Да, мятежи во Фландрии порождались скверной дисциплиной, а та, в свою очередь, – безобразным управлением, и зловредная эта болячка, вспухая то в отложившихся провинциях, то в тех, которые еще сохраняли верность короне, сильно подрывала престиж испанской монархии, терпевшей от них ущерб больший, нежели от военных поражений. В ту пору, когда я начал службу, мятежи стали единственным способом получить жалованье, и положение еще усугублялось тем, что испанский солдат дезертировать не мог, ибо вокруг него было враждебное население; враждебным же оно становилось потому, что обращался он с ним как с врагом. И вот, чтобы вернуть себе то, что задолжала им казна, восставшие брали штурмом какой-нибудь город и, заняв оборону, пускали его на поток и разорение.

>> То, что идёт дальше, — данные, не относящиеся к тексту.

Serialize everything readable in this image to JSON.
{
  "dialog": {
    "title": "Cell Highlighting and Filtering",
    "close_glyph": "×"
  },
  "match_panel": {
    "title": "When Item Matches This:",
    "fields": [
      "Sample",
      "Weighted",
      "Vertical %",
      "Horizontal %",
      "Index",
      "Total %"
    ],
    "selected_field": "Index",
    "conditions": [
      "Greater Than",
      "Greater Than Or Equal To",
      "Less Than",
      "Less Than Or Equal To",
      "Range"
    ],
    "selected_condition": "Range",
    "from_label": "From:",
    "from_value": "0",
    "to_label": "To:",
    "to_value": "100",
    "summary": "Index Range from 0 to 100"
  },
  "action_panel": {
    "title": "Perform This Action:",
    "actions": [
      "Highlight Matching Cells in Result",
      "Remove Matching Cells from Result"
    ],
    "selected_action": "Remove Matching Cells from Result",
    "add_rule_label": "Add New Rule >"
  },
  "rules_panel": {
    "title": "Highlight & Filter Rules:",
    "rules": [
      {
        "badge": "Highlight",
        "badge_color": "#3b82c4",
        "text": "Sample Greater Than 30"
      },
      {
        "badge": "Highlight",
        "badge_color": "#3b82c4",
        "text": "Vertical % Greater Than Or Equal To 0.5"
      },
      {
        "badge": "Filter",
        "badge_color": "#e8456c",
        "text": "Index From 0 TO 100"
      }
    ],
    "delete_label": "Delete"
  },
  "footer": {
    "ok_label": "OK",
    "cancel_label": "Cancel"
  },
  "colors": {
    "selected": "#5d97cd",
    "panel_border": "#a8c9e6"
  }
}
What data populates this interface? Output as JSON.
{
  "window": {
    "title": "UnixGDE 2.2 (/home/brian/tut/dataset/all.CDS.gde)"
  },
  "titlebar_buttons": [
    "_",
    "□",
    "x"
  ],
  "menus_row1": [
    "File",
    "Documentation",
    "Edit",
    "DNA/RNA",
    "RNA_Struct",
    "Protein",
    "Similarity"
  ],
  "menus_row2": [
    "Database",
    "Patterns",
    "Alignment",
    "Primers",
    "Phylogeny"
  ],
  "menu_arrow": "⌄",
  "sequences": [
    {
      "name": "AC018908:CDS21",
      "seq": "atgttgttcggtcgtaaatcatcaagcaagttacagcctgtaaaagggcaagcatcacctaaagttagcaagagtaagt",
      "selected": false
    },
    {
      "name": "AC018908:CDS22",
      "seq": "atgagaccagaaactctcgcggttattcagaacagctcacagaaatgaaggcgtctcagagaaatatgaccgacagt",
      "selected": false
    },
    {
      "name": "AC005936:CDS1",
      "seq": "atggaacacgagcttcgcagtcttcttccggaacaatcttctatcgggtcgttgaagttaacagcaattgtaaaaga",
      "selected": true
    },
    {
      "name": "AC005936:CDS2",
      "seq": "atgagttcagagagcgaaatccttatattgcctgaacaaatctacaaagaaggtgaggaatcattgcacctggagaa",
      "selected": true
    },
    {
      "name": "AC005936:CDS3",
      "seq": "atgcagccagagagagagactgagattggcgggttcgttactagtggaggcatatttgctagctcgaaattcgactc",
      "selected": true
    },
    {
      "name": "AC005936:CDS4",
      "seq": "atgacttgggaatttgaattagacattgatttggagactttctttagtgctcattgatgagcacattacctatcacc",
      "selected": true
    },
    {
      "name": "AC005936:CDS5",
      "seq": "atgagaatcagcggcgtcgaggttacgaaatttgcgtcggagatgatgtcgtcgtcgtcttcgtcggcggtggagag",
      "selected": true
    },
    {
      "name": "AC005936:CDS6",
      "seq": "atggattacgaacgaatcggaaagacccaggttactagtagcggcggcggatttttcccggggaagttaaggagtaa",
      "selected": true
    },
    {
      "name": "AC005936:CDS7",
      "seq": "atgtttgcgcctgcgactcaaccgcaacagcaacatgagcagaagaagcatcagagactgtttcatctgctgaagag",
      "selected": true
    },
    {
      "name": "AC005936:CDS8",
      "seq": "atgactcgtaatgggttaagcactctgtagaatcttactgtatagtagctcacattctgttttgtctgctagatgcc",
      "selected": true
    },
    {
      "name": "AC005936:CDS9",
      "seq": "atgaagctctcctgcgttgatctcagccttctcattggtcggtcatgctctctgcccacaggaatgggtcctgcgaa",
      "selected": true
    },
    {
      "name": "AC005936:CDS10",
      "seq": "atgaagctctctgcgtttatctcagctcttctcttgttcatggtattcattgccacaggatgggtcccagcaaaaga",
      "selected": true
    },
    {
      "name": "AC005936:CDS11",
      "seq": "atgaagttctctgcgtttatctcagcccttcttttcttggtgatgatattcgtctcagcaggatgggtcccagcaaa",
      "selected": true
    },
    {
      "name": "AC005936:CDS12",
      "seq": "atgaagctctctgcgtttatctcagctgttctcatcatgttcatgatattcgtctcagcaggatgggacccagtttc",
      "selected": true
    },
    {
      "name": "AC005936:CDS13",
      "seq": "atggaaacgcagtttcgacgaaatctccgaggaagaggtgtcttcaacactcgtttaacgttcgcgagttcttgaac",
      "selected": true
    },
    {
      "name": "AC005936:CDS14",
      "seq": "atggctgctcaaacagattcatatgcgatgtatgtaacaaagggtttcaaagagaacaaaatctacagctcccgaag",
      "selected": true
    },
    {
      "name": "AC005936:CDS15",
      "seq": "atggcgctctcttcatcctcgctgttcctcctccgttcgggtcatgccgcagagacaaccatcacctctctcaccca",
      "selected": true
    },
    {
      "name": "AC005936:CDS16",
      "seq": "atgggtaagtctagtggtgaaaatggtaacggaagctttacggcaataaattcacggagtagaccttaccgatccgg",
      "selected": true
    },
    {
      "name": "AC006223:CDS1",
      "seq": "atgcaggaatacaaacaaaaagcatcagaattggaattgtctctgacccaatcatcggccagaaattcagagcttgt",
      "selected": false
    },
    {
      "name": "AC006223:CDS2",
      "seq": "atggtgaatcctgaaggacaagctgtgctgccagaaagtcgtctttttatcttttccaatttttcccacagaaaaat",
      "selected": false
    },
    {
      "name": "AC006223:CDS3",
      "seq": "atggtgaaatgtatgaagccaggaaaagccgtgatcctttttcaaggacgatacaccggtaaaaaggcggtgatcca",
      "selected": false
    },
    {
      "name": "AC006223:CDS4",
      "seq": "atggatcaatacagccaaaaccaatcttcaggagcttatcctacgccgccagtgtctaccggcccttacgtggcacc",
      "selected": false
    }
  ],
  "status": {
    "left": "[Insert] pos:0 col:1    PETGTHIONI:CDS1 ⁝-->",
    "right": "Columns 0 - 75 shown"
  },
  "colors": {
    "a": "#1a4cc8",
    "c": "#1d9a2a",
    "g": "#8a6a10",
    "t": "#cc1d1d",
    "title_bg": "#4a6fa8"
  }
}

Справедливости ради отмечу все же, что не мы одни, остервенясь от собственных страданий, предавали города огню и мечу: тем же самым занимались валлонские, итальянские, немецкие полки, которые еще и бессовестно продавали противнику занятые ими форты, чего никогда не позволяли себе испанцы, удерживаемые от сей гнусности стыдом и заботой о пресловутом добром имени. Потому что одно дело – резня и грабеж, возмещающий недоплаченное жалованье, и совсем другое – я, черт возьми, не берусь судить, лучше оно или хуже, а просто говорю: «другое» – низкое вероломство. Доходило до смешного:, когда под Камбрэ стало совсем туго, граф де Фуэнтес умильно и уважительно обратился к мятежникам с покорнейшей просьбой помочь, и взбунтовавшееся войско, вмиг став послушным начальству и грозным для врага, в безупречном порядке выступило и городом овладело. А дело при Ньюпорте, когда опять же мятежники вынесли на себе основную тяжесть сражения, в которое ввязались потому лишь, что не смогли отказать даме – инфанте Кларе-Евгении – позвавшей их на выручку? А как тут не вспомнить дело при Алсте, что на востоке Фландрии, когда бунтовщики отказались принять условия, предложенные им лично графом Мансфельдом
[13]
, и пропустить без боя бесчисленные голландские полки, в сем случае наголову разгромившие бы войска нашего государя? Да, это были те самые испанцы, которые, добившись наконец жалованья да обнаружив, что им сильно недодано, заявили, что не возьмут ни единого мараведи и воевать не пойдут, пропади она пропадом, Фландрия эта вместе со всей Европой, – и тут вдруг узнали: в Антверпене шесть тысяч голландских солдат и четырнадцать тысяч вооруженных горожан вот-вот выпустят кишки ста тридцати подданным нашего короля, засевшим в замке, – тотчас подхватились, к трем утра добрались до берега Шельды, форсировали ее вплавь и на чем пришлось, украсили свои шляпы и шлемы зелеными ветвями, знаменовавшими грядущую победу, и поклялись, что либо отобедают в царствии небесном, либо ужинать будут в Антверпене. Ну, преклонили колени на контрэскарпе, прапорщик Хуан де Наваррете взмахнул знаменем, и, гаркнув единой глоткой «Испания и Сантьяго!», они ворвались на голландские укрепления, перекололи и перестреляли всех, кто попался им под руку, и клятву свою сдержали – вышеупомянутый прапорщик и с ним еще четырнадцать человек попали на вечерю к Господу нашему, ну, или где там угощают павших смертью храбрых, прочие же и в самом деле отужинали в захваченном Антверпене. Истинно, истинно вам говорю, господа: ничего нет в нашей бедной Испании – ни правосудия, ни разумного правления, ни честных государственных мужей, ни венценосцев, достойных своих венцов, ничего нет и не было, кроме верноподданных, всегда готовых позабыть, что живут в нищете, забросе и несправедливости, стиснуть зубы, обнажить шпагу и – ну, ничего не попишешь! – драться за честь страны. Ведь в конце концов, разве честь эта зависит не от чести каждого ее подданного?